As the other answers describe, the top level elements of foo are arrays, so if you want to look at the values in them, you can use recursion:

 var foo = []; foo[0] = []; foo[1] = []; foo[0][0] = []; foo[0][1] = []; foo[1][0] = []; foo[1][1] = []; foo[0][0][0] = "kanon"; foo[0][0][1] = "JOJO"; foo[0][1][0] = "Dio"; foo[0][1][1] = "Sort"; foo[1][0][0] = "What"; foo[1][0][1] = "Gary"; foo[1][1][0] = "Tofu"; foo[1][1][1] = "bili"; var foo2 = ["JOJO","JOJO","mon","ti","JOJO"]; function isJOJO(x){ if(Array.isArray(x)){ return x.every(isJOJO); }else if(x === "JOJO"){ console.log(x + " is JOJO."); return true; }else{ console.log(x + " is not JOJO."); return false; } } console.log(foo.every(isJOJO)); console.log(foo2.every(isJOJO)); 

Answer 5

Javascript does not do multi-dimensional arrays per se. It does arrays of arrays to the nth degree. So in your case your foo is an array of arrays and each subarray is an array of arrays.

The values that get passed to your isJOJO function when you call foo.every(isJOJO) are therefore an array of arrays. That is why it is not identical to "JOJO".

You will want to test if the value passed into the function is an array or not and if it is, to run: x.every(isJOJO).

Answer 6

The answer posted by Barmar explains in clear terms why the code doesn't work. Start there.

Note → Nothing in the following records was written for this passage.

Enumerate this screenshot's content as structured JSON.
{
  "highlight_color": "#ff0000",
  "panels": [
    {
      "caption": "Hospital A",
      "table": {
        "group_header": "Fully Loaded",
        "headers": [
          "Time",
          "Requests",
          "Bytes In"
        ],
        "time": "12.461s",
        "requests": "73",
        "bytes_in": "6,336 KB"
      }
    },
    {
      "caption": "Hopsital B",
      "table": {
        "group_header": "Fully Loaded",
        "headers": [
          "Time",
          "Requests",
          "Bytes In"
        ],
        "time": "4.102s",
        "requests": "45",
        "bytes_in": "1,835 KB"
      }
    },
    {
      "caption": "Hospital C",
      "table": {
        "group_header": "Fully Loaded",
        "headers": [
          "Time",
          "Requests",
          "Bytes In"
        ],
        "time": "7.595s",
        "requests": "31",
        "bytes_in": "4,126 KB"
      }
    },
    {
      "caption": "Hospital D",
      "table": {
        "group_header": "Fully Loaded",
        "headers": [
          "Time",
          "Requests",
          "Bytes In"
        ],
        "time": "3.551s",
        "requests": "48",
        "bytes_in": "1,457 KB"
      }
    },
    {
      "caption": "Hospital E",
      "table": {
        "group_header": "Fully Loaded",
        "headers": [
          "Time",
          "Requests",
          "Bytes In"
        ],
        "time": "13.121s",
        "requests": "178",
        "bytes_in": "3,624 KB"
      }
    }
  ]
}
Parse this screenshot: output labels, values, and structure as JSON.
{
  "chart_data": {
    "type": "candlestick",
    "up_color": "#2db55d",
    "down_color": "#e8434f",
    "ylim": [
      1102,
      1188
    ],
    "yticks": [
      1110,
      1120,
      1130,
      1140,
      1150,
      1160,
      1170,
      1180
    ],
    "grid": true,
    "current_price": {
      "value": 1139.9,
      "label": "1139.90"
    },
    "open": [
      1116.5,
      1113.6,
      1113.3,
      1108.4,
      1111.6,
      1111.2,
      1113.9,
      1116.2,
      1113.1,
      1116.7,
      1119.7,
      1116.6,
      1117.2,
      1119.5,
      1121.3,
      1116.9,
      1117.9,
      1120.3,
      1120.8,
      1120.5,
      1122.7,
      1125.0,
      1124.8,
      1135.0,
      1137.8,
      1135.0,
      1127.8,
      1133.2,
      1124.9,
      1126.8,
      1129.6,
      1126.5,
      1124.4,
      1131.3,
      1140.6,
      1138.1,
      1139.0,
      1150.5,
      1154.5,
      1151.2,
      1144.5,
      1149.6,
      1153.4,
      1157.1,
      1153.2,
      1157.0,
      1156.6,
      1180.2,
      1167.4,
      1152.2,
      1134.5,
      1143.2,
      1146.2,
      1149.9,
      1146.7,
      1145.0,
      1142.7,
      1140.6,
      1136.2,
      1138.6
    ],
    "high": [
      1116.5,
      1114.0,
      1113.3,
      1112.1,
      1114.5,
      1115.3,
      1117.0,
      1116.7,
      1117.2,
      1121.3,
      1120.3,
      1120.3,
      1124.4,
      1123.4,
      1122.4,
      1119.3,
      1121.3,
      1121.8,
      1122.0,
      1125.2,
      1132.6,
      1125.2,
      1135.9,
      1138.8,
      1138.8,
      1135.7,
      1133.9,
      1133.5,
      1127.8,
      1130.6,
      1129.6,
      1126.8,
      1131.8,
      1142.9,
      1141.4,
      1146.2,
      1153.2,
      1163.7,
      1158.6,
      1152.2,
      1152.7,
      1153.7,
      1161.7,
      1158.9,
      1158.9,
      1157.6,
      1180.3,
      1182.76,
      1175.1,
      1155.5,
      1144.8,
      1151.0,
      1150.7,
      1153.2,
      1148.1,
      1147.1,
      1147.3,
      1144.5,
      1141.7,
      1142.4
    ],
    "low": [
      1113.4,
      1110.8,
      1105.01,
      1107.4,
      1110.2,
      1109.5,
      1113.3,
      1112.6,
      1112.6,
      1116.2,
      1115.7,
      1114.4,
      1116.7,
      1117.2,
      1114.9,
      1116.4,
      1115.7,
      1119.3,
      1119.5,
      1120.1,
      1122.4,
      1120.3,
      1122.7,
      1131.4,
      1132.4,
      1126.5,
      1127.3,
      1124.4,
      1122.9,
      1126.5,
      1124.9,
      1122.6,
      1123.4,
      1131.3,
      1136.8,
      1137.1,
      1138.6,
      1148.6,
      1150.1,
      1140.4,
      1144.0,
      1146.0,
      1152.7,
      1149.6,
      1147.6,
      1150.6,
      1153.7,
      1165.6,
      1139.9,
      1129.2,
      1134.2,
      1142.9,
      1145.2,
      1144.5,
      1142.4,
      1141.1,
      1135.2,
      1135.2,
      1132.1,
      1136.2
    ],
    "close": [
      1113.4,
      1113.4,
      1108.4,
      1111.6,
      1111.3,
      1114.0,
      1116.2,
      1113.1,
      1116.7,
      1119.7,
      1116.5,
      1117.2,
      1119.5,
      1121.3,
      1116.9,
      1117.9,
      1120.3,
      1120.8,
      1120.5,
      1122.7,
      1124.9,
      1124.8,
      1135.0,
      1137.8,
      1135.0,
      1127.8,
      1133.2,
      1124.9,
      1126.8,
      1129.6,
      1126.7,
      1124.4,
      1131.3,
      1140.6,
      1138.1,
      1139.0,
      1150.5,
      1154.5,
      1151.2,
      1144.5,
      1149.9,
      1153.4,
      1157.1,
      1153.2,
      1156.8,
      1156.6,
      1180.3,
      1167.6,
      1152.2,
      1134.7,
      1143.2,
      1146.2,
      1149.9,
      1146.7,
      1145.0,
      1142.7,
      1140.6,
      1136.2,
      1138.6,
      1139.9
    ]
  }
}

To recursively find elements in your multi-dimensional array, you can write a deepEvery function:

function deepEvery(array, condition) {
  const results = []

  for (let item of array) {
    if (Array.isArray(item)) {
      // Handle internal arrays with a recursive call:
      for (let subitem of deepEvery(item, condition)) results.push(subitem)

    } else {
      // Handle single items by testing the condition:
      if (condition(item)) results.push(item)
    }
  }

  return results
}

For example:

const array = [
  [
    ["foo", "bar"]
  ],
  [ "foo" ],
  "foo"
]

console.log(deepEvery(array, x => x === 'foo'))
# ['foo', 'foo', 'foo']